Scientists at the UCLA Jonsson Comprehensive Cancer Center describe a new combination therapy that has the potential to treat BRAF mutated melanoma and additional aggressive subtypes of cancers including melanoma, pancreatic, colon, and lung cancers that harbor common mutations in cancer genes called RAS or NF1.
The mitogen-activated protein kinase (MAPK) pathway is an important bridge in the switch from extracellular signals to intracellular responses. Overactivation of the MAPK pathway is an important driver of many human cancers. Scientists have used therapies that target the MAPK pathway, however, they have only been effective in a few cancers with mutations in a cancer gene called BRAF, and unfortunately, the cancers end up developing resistance.
Their study, “Durable Suppression of Acquired MEK Inhibitor Resistance in Cancer by Sequestering MEK from ERK and Promoting Anti-Tumor T-cell Immunity,” is published in the journal Cancer Discovery.
“MAPK-targeting in cancer often fails due to MAPK-reactivation. MEK inhibitor (MEKi) monotherapy provides limited clinical benefits but may serve as a foundation for combination. Here, we showed that combining a type II RAFi with an allosteric MEKi durably prevents and overcomes acquired resistance among cancers with KRAS, NRAS, NF1, BRAFnon-V600, and BRAFV600 mutations,” the investigators wrote.
“The idea behind this study was to develop a combination treatment that helps people with common lethal cancers by eliciting durable anti-tumor responses,” said senior author Roger Lo, M.D., Ph.D., a professor of medicine at the David Geffen School of Medicine at UCLA and member of the UCLA Jonsson Comprehensive Cancer Center. “Right now, MEK inhibitors by themselves provide limited clinical benefits, and the current MAPK pathway-targeted, combination therapy can help only certain patients with cancers harboring specific BRAF mutations.”
The investigators used patient-derived models of melanoma, non-small cell lung cancer, pancreatic cancer, and colon cancer as well as mouse tumors that mimic these human cancers. The team evaluated how the combination of type II RAFi plus MEKi impacts the MAPK pathway inside the cancer cells and the body’s cancer-fighting immune or T cells over time in order to achieve long-term response by suppressing drug-resistant clones.

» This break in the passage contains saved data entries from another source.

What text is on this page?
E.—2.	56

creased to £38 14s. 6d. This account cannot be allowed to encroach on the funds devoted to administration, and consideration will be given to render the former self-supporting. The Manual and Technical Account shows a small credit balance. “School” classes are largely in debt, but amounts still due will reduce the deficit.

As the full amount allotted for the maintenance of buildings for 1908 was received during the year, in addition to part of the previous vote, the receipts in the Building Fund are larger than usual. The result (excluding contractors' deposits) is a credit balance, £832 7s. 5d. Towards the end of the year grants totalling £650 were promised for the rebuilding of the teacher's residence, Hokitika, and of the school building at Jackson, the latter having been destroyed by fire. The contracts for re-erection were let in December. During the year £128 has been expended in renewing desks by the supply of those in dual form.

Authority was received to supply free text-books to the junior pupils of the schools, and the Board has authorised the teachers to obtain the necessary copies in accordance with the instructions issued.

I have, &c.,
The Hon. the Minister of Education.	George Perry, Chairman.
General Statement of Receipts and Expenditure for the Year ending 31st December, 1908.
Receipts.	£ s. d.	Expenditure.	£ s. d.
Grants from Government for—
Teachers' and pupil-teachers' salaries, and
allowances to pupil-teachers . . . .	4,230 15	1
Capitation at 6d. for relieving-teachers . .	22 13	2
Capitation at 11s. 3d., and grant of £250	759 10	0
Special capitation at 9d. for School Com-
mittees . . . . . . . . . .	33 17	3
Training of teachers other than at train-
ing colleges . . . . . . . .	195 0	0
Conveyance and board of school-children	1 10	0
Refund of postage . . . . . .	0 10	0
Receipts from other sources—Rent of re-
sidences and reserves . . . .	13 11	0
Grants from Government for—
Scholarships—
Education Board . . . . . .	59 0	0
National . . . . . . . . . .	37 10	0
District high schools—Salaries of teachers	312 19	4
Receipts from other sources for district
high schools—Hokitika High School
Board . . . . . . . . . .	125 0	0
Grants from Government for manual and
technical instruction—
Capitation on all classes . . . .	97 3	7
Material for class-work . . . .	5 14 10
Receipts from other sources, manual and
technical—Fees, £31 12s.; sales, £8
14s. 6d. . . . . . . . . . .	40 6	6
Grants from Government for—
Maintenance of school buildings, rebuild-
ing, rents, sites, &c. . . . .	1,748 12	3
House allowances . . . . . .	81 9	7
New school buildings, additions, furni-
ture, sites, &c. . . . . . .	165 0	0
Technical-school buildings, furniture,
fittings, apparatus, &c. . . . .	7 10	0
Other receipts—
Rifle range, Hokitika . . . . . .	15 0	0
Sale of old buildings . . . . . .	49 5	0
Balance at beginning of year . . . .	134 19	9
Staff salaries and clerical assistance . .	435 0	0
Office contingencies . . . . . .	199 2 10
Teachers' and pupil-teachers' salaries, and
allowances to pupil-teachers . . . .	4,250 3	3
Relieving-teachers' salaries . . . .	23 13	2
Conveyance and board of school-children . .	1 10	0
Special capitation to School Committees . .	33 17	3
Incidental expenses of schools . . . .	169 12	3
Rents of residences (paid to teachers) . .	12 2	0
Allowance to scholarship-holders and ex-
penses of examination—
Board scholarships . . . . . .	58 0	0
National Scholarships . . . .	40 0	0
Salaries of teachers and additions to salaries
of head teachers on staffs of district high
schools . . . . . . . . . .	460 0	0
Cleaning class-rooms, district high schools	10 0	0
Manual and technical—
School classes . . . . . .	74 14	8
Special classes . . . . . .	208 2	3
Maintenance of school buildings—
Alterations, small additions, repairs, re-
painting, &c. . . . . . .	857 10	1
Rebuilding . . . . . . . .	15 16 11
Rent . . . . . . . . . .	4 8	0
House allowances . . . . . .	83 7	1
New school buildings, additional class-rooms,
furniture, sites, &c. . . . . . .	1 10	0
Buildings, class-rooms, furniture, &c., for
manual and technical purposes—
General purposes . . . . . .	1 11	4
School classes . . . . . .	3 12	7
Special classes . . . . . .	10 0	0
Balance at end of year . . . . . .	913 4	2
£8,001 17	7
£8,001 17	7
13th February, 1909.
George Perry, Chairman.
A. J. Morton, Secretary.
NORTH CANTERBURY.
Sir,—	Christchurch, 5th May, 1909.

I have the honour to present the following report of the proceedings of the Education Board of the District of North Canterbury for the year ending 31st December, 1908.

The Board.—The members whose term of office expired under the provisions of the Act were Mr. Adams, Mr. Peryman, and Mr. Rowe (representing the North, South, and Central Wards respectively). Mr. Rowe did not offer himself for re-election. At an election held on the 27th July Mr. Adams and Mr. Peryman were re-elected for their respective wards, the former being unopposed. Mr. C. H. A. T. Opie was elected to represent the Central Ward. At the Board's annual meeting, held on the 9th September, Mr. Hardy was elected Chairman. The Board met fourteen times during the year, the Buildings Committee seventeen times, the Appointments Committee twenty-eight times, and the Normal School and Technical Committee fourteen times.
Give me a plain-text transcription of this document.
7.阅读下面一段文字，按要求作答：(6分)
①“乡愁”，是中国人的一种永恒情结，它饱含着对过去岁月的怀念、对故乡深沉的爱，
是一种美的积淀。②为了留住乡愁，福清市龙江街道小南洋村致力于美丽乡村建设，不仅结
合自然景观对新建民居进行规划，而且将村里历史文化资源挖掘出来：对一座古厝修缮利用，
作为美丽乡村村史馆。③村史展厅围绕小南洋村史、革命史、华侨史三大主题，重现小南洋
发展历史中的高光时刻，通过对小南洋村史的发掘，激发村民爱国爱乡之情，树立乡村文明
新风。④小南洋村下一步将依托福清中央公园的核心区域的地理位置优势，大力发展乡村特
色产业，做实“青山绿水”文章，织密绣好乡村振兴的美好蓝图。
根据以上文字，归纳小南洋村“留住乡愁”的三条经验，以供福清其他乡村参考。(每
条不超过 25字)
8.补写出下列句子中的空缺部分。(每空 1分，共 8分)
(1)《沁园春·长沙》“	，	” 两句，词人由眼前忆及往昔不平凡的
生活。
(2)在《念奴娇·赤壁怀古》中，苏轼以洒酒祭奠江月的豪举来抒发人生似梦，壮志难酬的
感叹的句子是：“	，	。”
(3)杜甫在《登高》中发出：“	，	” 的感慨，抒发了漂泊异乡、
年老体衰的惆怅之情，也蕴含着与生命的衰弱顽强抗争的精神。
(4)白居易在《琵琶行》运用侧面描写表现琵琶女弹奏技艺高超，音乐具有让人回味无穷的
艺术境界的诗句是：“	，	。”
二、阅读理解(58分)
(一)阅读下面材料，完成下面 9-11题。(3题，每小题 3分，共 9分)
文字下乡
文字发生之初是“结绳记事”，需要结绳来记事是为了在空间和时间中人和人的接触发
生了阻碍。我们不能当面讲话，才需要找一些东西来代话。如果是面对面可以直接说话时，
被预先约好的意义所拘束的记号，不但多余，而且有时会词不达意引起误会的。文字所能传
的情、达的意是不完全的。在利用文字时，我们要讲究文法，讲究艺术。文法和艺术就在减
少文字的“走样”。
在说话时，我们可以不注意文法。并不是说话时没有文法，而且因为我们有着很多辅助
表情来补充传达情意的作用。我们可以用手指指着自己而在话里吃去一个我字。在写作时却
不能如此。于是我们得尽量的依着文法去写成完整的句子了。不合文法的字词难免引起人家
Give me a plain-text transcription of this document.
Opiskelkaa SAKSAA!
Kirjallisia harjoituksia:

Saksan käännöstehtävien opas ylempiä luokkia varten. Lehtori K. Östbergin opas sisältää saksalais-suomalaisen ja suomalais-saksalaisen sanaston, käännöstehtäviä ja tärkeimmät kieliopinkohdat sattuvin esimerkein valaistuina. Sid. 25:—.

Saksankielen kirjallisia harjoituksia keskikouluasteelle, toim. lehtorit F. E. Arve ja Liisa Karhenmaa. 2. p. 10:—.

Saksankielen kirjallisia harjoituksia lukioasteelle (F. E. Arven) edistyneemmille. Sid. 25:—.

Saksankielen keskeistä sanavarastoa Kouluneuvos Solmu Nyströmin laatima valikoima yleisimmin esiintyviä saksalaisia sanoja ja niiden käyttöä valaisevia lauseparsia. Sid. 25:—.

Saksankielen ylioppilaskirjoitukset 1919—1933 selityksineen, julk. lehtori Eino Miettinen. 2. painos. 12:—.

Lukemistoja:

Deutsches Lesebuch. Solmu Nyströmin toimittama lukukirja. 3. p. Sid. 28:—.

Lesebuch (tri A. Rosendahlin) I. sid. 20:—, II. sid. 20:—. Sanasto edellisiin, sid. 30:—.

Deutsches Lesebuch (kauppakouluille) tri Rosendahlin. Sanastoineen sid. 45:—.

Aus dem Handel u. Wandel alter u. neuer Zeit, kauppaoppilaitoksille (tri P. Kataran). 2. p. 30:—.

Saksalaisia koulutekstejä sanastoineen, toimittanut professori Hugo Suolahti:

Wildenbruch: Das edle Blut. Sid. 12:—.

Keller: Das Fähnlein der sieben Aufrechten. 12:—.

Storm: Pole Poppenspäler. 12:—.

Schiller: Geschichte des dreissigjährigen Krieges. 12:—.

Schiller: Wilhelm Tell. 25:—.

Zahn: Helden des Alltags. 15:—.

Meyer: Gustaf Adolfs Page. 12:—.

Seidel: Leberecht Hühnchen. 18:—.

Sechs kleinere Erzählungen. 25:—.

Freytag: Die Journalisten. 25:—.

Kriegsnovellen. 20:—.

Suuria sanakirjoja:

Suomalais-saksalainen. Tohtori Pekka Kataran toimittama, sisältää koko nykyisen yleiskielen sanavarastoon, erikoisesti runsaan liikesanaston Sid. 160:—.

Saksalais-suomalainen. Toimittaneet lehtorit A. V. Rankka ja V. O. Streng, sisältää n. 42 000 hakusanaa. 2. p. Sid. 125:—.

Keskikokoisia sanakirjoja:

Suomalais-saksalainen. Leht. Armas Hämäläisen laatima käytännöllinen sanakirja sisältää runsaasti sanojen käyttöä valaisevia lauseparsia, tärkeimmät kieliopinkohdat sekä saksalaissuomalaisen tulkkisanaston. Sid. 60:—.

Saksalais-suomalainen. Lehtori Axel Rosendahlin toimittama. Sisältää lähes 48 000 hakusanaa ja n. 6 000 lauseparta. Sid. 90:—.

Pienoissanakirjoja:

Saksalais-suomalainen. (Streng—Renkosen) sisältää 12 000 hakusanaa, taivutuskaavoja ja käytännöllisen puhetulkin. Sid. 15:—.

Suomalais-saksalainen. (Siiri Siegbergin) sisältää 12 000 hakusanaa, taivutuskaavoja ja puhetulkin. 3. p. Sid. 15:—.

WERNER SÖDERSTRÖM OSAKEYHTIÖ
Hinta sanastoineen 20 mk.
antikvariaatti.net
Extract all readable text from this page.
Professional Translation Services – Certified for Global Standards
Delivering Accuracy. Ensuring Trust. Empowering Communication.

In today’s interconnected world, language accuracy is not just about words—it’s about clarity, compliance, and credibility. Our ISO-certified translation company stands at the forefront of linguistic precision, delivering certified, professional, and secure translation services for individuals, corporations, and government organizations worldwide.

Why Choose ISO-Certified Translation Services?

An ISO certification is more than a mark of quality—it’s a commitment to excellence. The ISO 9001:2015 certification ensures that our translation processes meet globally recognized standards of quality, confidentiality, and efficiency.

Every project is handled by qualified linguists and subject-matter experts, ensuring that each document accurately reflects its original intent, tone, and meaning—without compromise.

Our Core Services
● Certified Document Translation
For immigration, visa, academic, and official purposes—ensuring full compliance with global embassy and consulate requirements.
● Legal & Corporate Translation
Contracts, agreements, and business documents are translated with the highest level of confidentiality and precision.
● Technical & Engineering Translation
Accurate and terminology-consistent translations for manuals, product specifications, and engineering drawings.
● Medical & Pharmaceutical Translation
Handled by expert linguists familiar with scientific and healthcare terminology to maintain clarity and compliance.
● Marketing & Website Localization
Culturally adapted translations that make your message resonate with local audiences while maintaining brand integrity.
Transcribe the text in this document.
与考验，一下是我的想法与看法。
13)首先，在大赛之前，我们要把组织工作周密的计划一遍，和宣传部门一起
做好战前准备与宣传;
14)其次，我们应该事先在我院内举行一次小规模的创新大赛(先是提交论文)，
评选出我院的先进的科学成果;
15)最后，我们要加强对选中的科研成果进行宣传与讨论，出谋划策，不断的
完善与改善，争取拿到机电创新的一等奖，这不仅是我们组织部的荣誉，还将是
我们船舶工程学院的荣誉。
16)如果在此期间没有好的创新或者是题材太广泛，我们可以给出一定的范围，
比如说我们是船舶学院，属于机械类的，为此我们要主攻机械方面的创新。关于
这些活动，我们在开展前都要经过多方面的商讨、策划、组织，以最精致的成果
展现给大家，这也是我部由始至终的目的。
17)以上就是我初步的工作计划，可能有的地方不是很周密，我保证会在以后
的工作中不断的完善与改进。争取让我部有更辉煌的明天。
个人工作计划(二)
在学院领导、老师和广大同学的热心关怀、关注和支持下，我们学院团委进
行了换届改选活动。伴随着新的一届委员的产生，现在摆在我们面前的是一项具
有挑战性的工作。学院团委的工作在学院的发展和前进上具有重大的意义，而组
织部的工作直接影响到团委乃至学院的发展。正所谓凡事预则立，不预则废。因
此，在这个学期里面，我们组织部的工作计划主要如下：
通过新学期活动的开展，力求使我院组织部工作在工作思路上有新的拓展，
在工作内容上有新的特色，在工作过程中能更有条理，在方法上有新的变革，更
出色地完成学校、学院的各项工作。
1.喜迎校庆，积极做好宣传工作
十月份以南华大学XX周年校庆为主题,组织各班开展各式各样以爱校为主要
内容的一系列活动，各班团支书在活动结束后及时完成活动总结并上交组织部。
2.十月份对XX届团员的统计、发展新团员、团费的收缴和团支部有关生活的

The next-generation combination works by two mechanisms that can suppress drug-resistant clones. First, the two small molecules lock RAF and MEK proteins in the MAPK signaling pathway into a tight complex. Keeping these molecules together allows the drugs to block the MAPK pathway. The combination then prevented a weakening of killer T cells inside the tumor and promoted T-cell clonal expansion.
“It is quite remarkable that two drugs were able to bind to each of two proteins and sequester them from further propagating signals inside the cancer cells,” said co-senior author Gatien Moriceau, Ph.D., assistant adjunct professor at the David Geffen School of Medicine at UCLA.
“The combination unexpectedly preserves killer T cells inside the tumors, which allows them to hunt down drug-resistant tumor clones,” pointed out Moriceau. “This favorable impact on T cells paves the way to combine MAPK-targeted therapies with anti-PD-1/L1 immune checkpoint therapy.”
This novel combination therapy holds promise for patients who relapse due to cancers becoming resistant and may lead to further advancements in targeting the MAPK pathway. The combination of type II RAFi plus MEKi is currently being tested in clinical trials in both melanoma and other solid cancers such as non-small cell lung cancer.